In the Senate, at least 60 votes are needed to clear potential procedural hurdles and Democrats only control 58 seats.

"If it's more expensive, if it has wasteful spending added back in, then it would be very difficult for us to support," Senator Susan Collins, a Maine Republican who led the effort to forge a compromise with the Democrats, said yesterday.

To win the support from three Republicans, the Senate sliced tens of billions of dollars out of its version, including $16 billion for school construction and $40 billion in direct aid to states that are facing growing budget gaps.

However, Obama has already said he wants some of the education money restored. House Majority Leader Steny Hoyer, a Maryland Democrat, warned that negotiations could stretch beyond Mr Obama's deadline and into the middle of next week.

The package is an important milestone for the new president, a Democrat, who wants a finished product on his desk by February 16th. His roadshow this week aims to illustrate the importance of its job creation measures for average Americans.

Mr Obama today travelled to a Florida city hard hit by mortgage foreclosures to rally Americans around the plan. The president went to Fort Myers today partly because it had the country's highest foreclosure rate last year, with 12 per cent of housing units receiving a foreclosure-related notice.

Yesterday, he held a similar event in Elkhart, Indiana, where unemployment has rocketed as the economy has fallen into the deepest recession in decades.

Republicans complain the economic plan has too many spending projects and not enough tax cuts. The House version passed with no Republican support, while the Senate version drew just the three Republican votes.

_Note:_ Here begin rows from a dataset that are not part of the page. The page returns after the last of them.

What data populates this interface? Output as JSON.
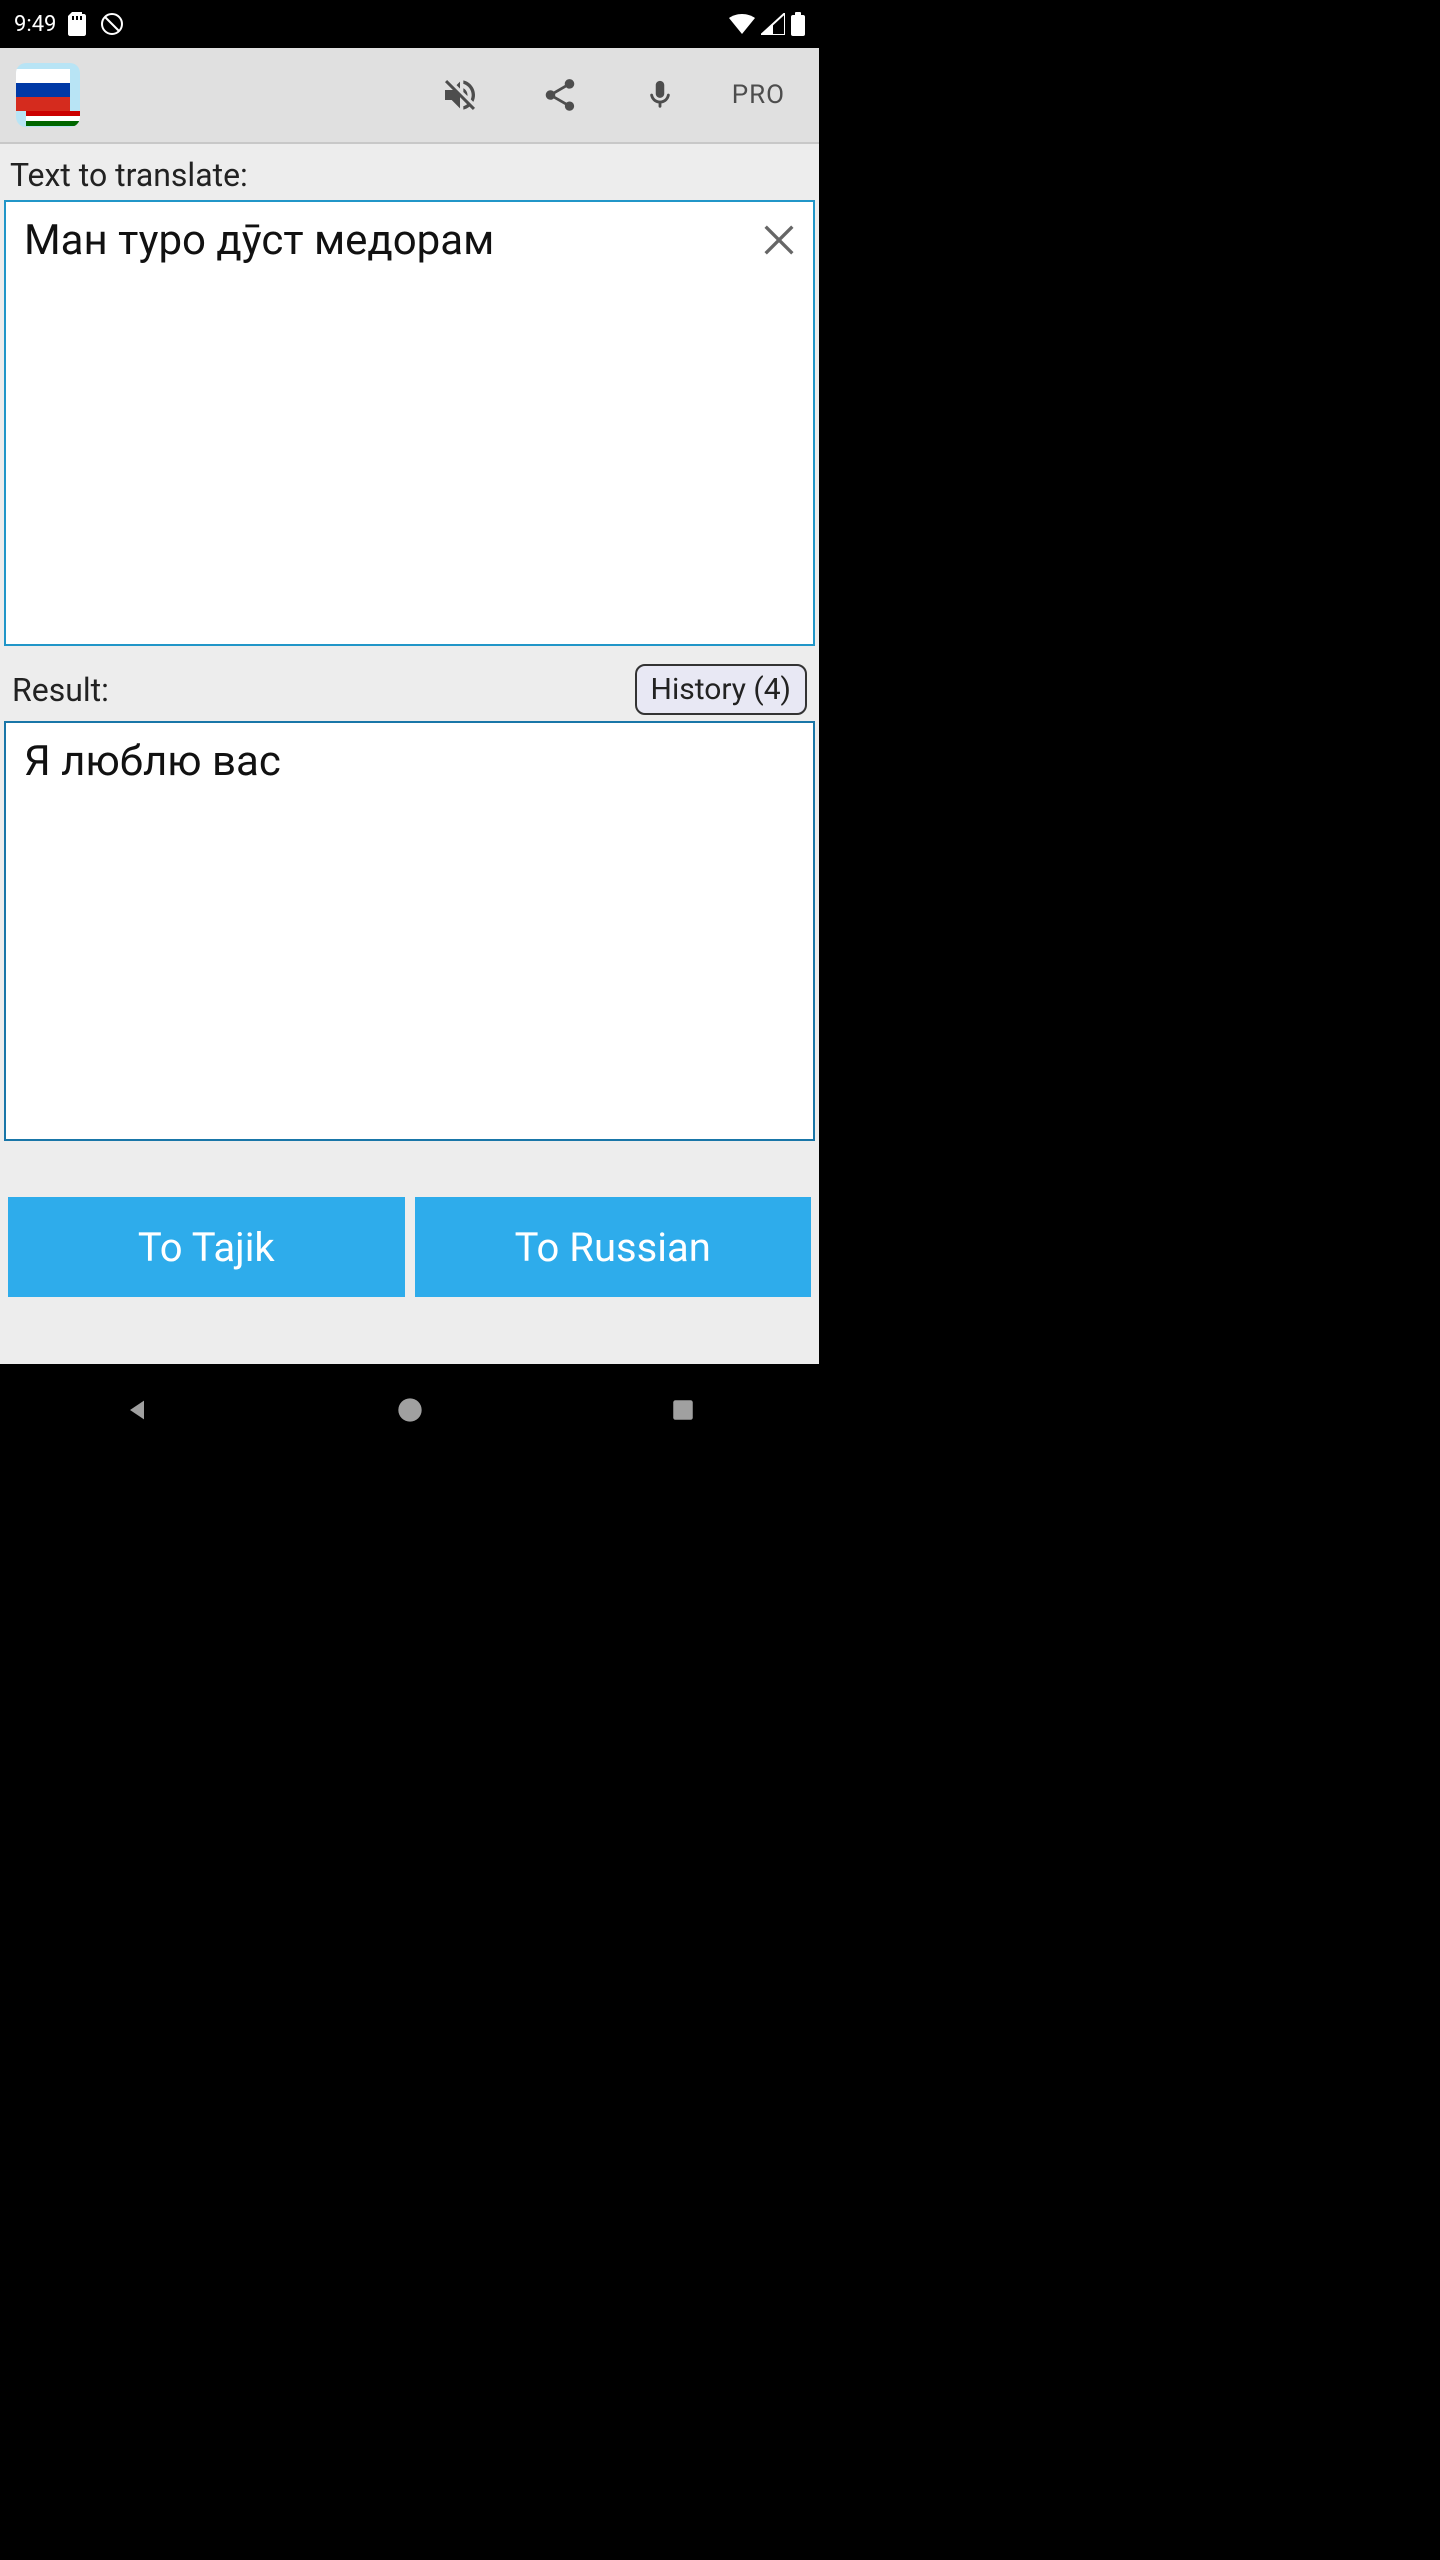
{
  "status": {
    "time": "9:49"
  },
  "toolbar": {
    "pro_label": "PRO"
  },
  "labels": {
    "text_to_translate": "Text to translate:",
    "result": "Result:",
    "history": "History (4)"
  },
  "input": {
    "text": "Ман туро дӯст медорам"
  },
  "result": {
    "text": "Я люблю вас"
  },
  "buttons": {
    "to_tajik": "To Tajik",
    "to_russian": "To Russian"
  }
}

But Mr Obama showed little patience for mainstream Republican arguments, emphasising in a news conference last night that Republicans who controlled the White House and Congress oversaw rocketing US debt and the onset of recession.

"It's a little hard for me to take criticism from folks about this recovery package after they've presided over a doubling of the national debt," Mr Obama said. "I'm not sure they have a lot of credibility when it comes to fiscal responsibility."

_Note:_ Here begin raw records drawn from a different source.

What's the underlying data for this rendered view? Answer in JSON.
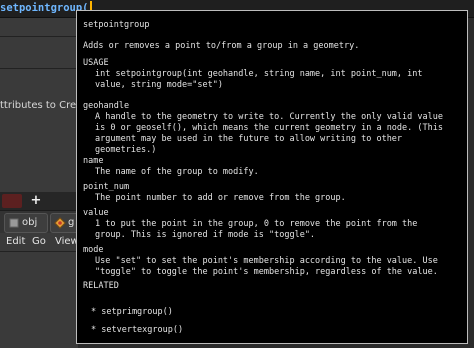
{
  "editor": {
    "code": "setpointgroup("
  },
  "left_panel": {
    "label": "ttributes to Create",
    "tab_add": "+",
    "path_obj": "obj",
    "path_next": "g",
    "menu": [
      "Edit",
      "Go",
      "View"
    ]
  },
  "tooltip": {
    "title": "setpointgroup",
    "summary": "Adds or removes a point to/from a group in a geometry.",
    "usage_heading": "USAGE",
    "usage_lines": [
      "int setpointgroup(int geohandle, string name, int point_num, int",
      "value, string mode=\"set\")"
    ],
    "params": [
      {
        "name": "geohandle",
        "lines": [
          "A handle to the geometry to write to. Currently the only valid value",
          "is 0 or geoself(), which means the current geometry in a node. (This",
          "argument may be used in the future to allow writing to other",
          "geometries.)"
        ]
      },
      {
        "name": "name",
        "lines": [
          "The name of the group to modify."
        ]
      },
      {
        "name": "point_num",
        "lines": [
          "The point number to add or remove from the group."
        ]
      },
      {
        "name": "value",
        "lines": [
          "1 to put the point in the group, 0 to remove the point from the",
          "group. This is ignored if mode is \"toggle\"."
        ]
      },
      {
        "name": "mode",
        "lines": [
          "Use \"set\" to set the point's membership according to the value. Use",
          "\"toggle\" to toggle the point's membership, regardless of the value."
        ]
      }
    ],
    "related_heading": "RELATED",
    "related": [
      "* setprimgroup()",
      "* setvertexgroup()"
    ]
  }
}
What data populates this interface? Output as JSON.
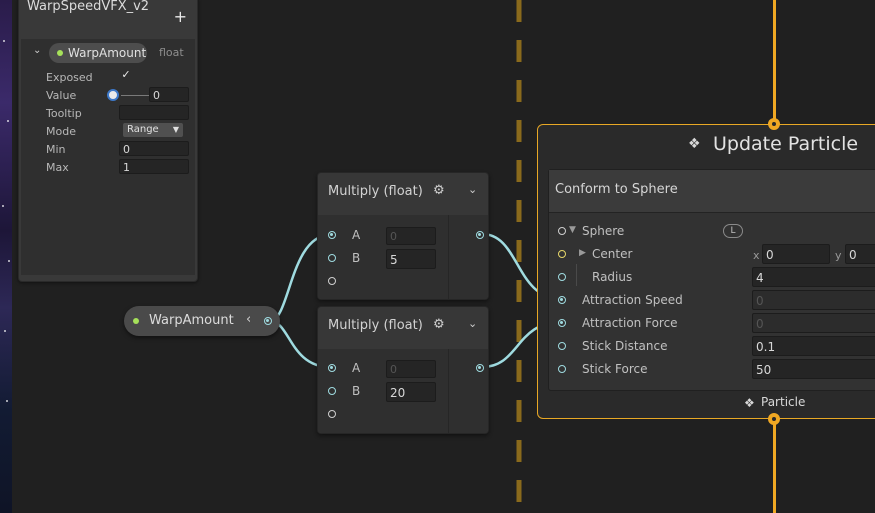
{
  "blackboard": {
    "title": "WarpSpeedVFX_v2",
    "add_icon": "plus-icon",
    "property": {
      "name": "WarpAmount",
      "type": "float",
      "exposed_label": "Exposed",
      "exposed_checked": true,
      "value_label": "Value",
      "value": "0",
      "tooltip_label": "Tooltip",
      "tooltip": "",
      "mode_label": "Mode",
      "mode": "Range",
      "min_label": "Min",
      "min": "0",
      "max_label": "Max",
      "max": "1"
    }
  },
  "warp_node": {
    "label": "WarpAmount"
  },
  "multiply_nodes": [
    {
      "title": "Multiply (float)",
      "a_label": "A",
      "a_value": "0",
      "b_label": "B",
      "b_value": "5"
    },
    {
      "title": "Multiply (float)",
      "a_label": "A",
      "a_value": "0",
      "b_label": "B",
      "b_value": "20"
    }
  ],
  "update_context": {
    "title": "Update Particle",
    "footer": "Particle",
    "block": {
      "title": "Conform to Sphere",
      "space_badge": "L",
      "rows": [
        {
          "label": "Sphere",
          "value": ""
        },
        {
          "label": "Center",
          "x_label": "x",
          "x": "0",
          "y_label": "y",
          "y": "0"
        },
        {
          "label": "Radius",
          "value": "4"
        },
        {
          "label": "Attraction Speed",
          "value": "0"
        },
        {
          "label": "Attraction Force",
          "value": "0"
        },
        {
          "label": "Stick Distance",
          "value": "0.1"
        },
        {
          "label": "Stick Force",
          "value": "50"
        }
      ]
    }
  },
  "colors": {
    "flow_orange": "#f0a823",
    "float_port_cyan": "#9fdbe0",
    "vector_port_yellow": "#e6d66a",
    "exposed_green": "#a6e15a"
  }
}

Mr Obama's Treasury Secretary, Timothy Geithner, today unveiled a revamped financial rescue plan to cleanse up to $500 billion in spoiled assets from banks' books and support $1 trillion in new lending through an expanded Federal Reserve programme.

The president has also today ordered an interagency review to examine US policy on Afghanistan and Pakistan ahead of the Nato summit in April, the White House said.